Für die theologiegeschichtliche Aufgabe, die K. sich gestellt hat, wäre die Redaktionsgeschichte geeigneter gewesen als die Lexikographie. Deren Vorherrschaft geht so weit, dass auch der dokumentarische Teil in lexikographischer Manier nach Einzelbelegen, nicht nach Textzusammenhängen geordnet ist. Für Jer 29 gibt es daraufhin nicht weniger als sechs verstreute Abschnitte, so dass das innere Wachs­tum des Kapitels nicht in den Blick geraten kann. Innerhalb der semantischen Untergliederungen werden die Belege nach der kanonischen, nicht nach der traditionsgeschichtlichen Reihenfolge behandelt. Infolge dessen kommen die gewachsenen Querbezüge nicht zur Geltung. Wieder ein Beispiel: Man kann Ez 34 (551–556) nur gerecht werden, wenn man es als Auslegung von Jer 23,1–4 (544–546) liest. Diese Möglichkeit, in der Literatur breit behandelt, bleibt unerwähnt. Besonders vermisst man den Hinweis auf die golaorientierte Bearbeitung, die Karl Friedrich Pohlmann im Jeremia- und im Ezechielbuch entdeckt hat. Die »Zentrum-Peripherie-Thematik«, die zweifellos ein »Leitmotiv des gesamten Kanons« gewesen ist (694), hatte auch heftige Auseinandersetzungen zur Folge, die literaturbildend gewirkt haben wie weniges.
Der Gesamtertrag ist ein Bestand der möglichen Deutungen, die für Exil und Diaspora gebraucht werden (432.688).

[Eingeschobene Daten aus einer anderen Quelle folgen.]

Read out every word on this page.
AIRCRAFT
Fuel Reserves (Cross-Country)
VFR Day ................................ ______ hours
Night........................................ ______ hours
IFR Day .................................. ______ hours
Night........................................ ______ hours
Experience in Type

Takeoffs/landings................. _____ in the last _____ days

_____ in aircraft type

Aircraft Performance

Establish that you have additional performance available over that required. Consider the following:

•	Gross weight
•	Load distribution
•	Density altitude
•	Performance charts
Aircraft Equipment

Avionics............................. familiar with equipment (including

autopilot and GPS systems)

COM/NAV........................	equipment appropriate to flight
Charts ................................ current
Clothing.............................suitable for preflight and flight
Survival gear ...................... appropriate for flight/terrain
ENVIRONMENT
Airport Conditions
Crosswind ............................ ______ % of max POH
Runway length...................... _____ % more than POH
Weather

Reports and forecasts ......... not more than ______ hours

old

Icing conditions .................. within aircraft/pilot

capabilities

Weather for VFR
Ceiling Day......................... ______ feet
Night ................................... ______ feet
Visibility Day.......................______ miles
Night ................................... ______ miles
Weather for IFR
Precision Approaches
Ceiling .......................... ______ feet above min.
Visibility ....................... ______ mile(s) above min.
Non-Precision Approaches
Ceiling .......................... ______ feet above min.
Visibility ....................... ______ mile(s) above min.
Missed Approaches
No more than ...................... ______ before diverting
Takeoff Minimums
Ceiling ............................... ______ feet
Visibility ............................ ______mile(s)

Sie stimmen für die biblischen und die nachbiblischen Belege im Wesentlichen überein: 1. Gottesgericht; 2. gegebene Realität; 3. Rückkehr als Hoffnung­ oder als zu deutendes Geschehen; 4. eschatologische Sammlung der Zerstreuten; 5. Akzeptanz der Diasporaexistenz; 6. wirksame Gottesgegenwart in der Zerstreuung; 7. die universale Bedeutung der Diaspora. In Form von Tabellen werden die einzelnen Belegtexte diesen Kategorien – meist sind es mehrere auf einmal – zugeordnet. Das ergibt eine nützliche Übersicht, die zur Weiterarbeit einlädt (432–435.688–690). Bemerkenswert ist, »dass die Deutung von Exil und Diaspora als Gottesgericht« (691) fast überall erhalten bleibt. Das »Exil« wird zum Ausdruck des eschatologischen Vorbehalts. Doch auch wenn das Gottesvolk auf die endliche Sammlung und Heimführung noch immer wartet, erfährt es in und trotz der Zerstreuung hier und jetzt die heilvolle Zuwendung Gottes.
Dass die Diaspora schon zur Zeit des Zweiten Tempels eine übliche und akzeptierte Lebensform des Judentums gewesen ist, wird man nach dieser Untersuchung nicht mehr in Frage stellen.